Nope. Condorcet is incompatible with Participation, even though 
Condorcet is compatible when there is a CW, and Borda is compatible on 
its own.

Consider it analogous to having a function that's made out of two 
horizontal lines, but the rules (impossibility theorems) forbid the two 
lines from having the same height. Then, although both the first 
(Condorcet) and second (Borda) line is flat (passes Participation), 
there's no way to combine lines (base methods) so that the function 
(composite method) is flat, as a whole, along its entire domain. There 
will always be a jump between the first and second domain.

> okay, since adding a positive number to the margin increases the size of 
> the margin,  and since, if there is no cycle (domain X), the Condorcet 
> winner is decided *solely* by the margins (even the signum function of 
> the margins), that sufficiently satisfies the participation criterion, no?

Indeed. A similar argument holds for Borda. If you show up and vote 
A>B>C.., that can only make B  win if B or a lower preference would 
otherwise have won (since you give more points to A than to B, more 
points to B than to C, and so on).

>> Election method Y satisfies the participation
>> criterion in domain Y, because the Borda method
>> satisfies the participation criterion in general.
>>
>> However, election method Z doesn't satisfy the
>> participation criterion since the Condorcet
>> criterion and the participation criterion are
>> incompatible.
> 
> whoa.  the Condorcet criterion is not assumed for Z unless domain Y is 
> empty.  and isn't participation and Condorcet with no cycle 
> compatible?   of course it's not guaranteed to satisfy participation for 
> all possible situations in domain Y.  that's not even the point is it?  
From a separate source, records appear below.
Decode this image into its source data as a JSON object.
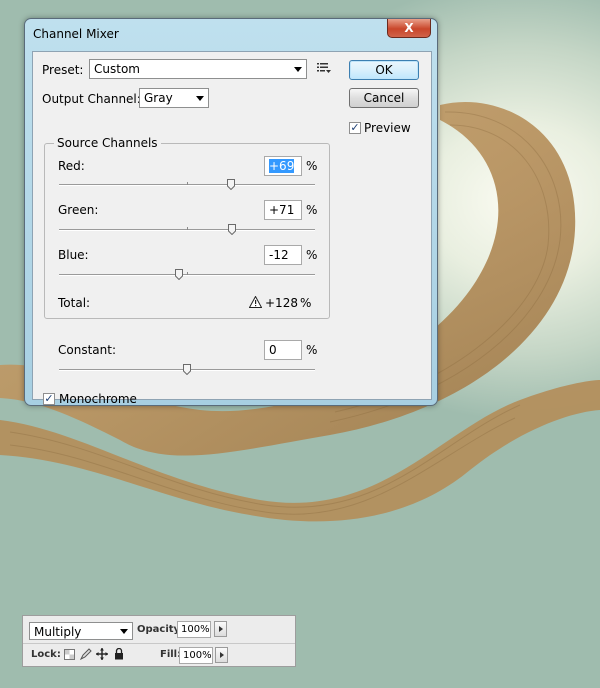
{
  "dialog": {
    "title": "Channel Mixer",
    "close_glyph": "X",
    "preset": {
      "label": "Preset:",
      "value": "Custom"
    },
    "output_channel": {
      "label": "Output Channel:",
      "value": "Gray"
    },
    "ok_label": "OK",
    "cancel_label": "Cancel",
    "preview": {
      "label": "Preview",
      "checked": true
    },
    "source_channels": {
      "title": "Source Channels",
      "channels": [
        {
          "label": "Red:",
          "value": "+69",
          "unit": "%",
          "level": 69
        },
        {
          "label": "Green:",
          "value": "+71",
          "unit": "%",
          "level": 71
        },
        {
          "label": "Blue:",
          "value": "-12",
          "unit": "%",
          "level": -12
        }
      ],
      "total": {
        "label": "Total:",
        "value": "+128",
        "unit": "%",
        "warning_icon": "warning-triangle-icon"
      }
    },
    "constant": {
      "label": "Constant:",
      "value": "0",
      "unit": "%",
      "level": 0
    },
    "monochrome": {
      "label": "Monochrome",
      "checked": true
    }
  },
  "layers_panel": {
    "blend_mode": "Multiply",
    "opacity_label": "Opacity:",
    "opacity_value": "100%",
    "lock_label": "Lock:",
    "fill_label": "Fill:",
    "fill_value": "100%",
    "lock_icons": [
      "lock-transparent-pixels-icon",
      "lock-image-pixels-icon",
      "lock-position-icon",
      "lock-all-icon"
    ]
  }
}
By sticking "Elect the Condorcet winner if there is one" to the front of 
Borda, one makes the resulting method pass the Condorcet criterion. In 
essence, one overrides part of the domain that Borda would otherwise 
cover so that the result (Z) always passes the Condorcet criterion. In 
the remaining Y-domain, the Condorcet criterion doesn't apply, because 
there's never a CW there.

> Maskin isn't saying that the participation criterion makes Borda the 
> *best* alternative method from the POV of disciples of Condorcet, is he?

I don't think Maskin has mentioned the participation criterion at all 
(though I haven't checked the links Markus gave). Markus picked the 
Participation criterion because it's something where X (electing the 
Condorcet winner when there is one) passes, Y (Borda when there is no 
CW) does as well, but the two domains stitched together (Z) does not.

There are other such criteria. Unless I'm mistaken, Condorcet passes LNH 
(Harm and Help) when there is a Condorcet winner (since margins and wv 
is the same), and Plurality also passes LNH, but "Condorcet winner if 
there is one, otherwise Plurality" does not pass LNH because both LNHarm 
and LNHelp are incompatible with Condorcet. There's no way to "line up 
the facets" between the two domains so that it always works.